On January 28th, the commercial exchange rate of the Brazilian real remained relatively stable, closing at 5.20 reais per US dollar. At the same time, at 5:11 PM that day, the main index of the Brazilian stock market, the Ibovespa index, rose by 1.20% to reach 184007.90 points, with an intraday high of 185064.76 points.
In the early trading session, the US dollar briefly fell below 5.20 reais per dollar, but against the backdrop of investors awaiting the Brazilian Central Bank's benchmark interest rate decision later in the day, the dollar closed in the Brazilian market at a level similar to the previous day's close, slightly higher than that level.
The domestic US dollar exchange rate in Brazil is trending towards stability, contrasting with global markets where the dollar has been strengthening against most major currencies. Since the beginning of 2026, the US dollar has cumulatively fallen by 5.12% against the real.
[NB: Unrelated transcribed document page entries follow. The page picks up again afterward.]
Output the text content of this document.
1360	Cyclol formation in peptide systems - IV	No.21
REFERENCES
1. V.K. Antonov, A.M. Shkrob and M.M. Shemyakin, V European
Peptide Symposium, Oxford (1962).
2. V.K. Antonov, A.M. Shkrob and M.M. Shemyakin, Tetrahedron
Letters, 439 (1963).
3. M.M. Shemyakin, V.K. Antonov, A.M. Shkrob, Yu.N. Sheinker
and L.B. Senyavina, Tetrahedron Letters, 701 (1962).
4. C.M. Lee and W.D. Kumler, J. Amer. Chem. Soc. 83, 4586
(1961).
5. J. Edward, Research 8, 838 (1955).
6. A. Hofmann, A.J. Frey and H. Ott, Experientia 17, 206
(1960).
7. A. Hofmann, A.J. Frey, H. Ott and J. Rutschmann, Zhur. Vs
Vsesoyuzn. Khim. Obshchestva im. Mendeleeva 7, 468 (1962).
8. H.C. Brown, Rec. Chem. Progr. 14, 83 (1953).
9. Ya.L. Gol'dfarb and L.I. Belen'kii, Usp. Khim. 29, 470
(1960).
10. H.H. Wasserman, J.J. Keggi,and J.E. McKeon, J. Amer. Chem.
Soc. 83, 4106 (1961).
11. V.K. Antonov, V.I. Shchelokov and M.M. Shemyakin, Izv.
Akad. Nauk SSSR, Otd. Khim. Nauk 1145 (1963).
The movements in the currency and stock markets on that day occurred as investors closely monitored global economic data, the Federal Reserve, and the Brazilian Central Bank's Monetary Policy Committee in anticipation of future adjustments to benchmark interest rates. Market expectations regarding the benchmark interest rate decision directly impact capital flows, market liquidity, and risk appetite, significantly affecting export-oriented companies, agreements priced in dollars, and the domestic fixed-income market.
The Ibovespa index closed slightly higher that day, holding near recent highs, primarily supported by bank stocks, commodities sectors, and foreign inflows. Overall, the index continues to be influenced by economic indicators, corporate performance, and the external environment. The market performance indicates that investors are still closely monitoring the currency policy directions in the United States and Brazil.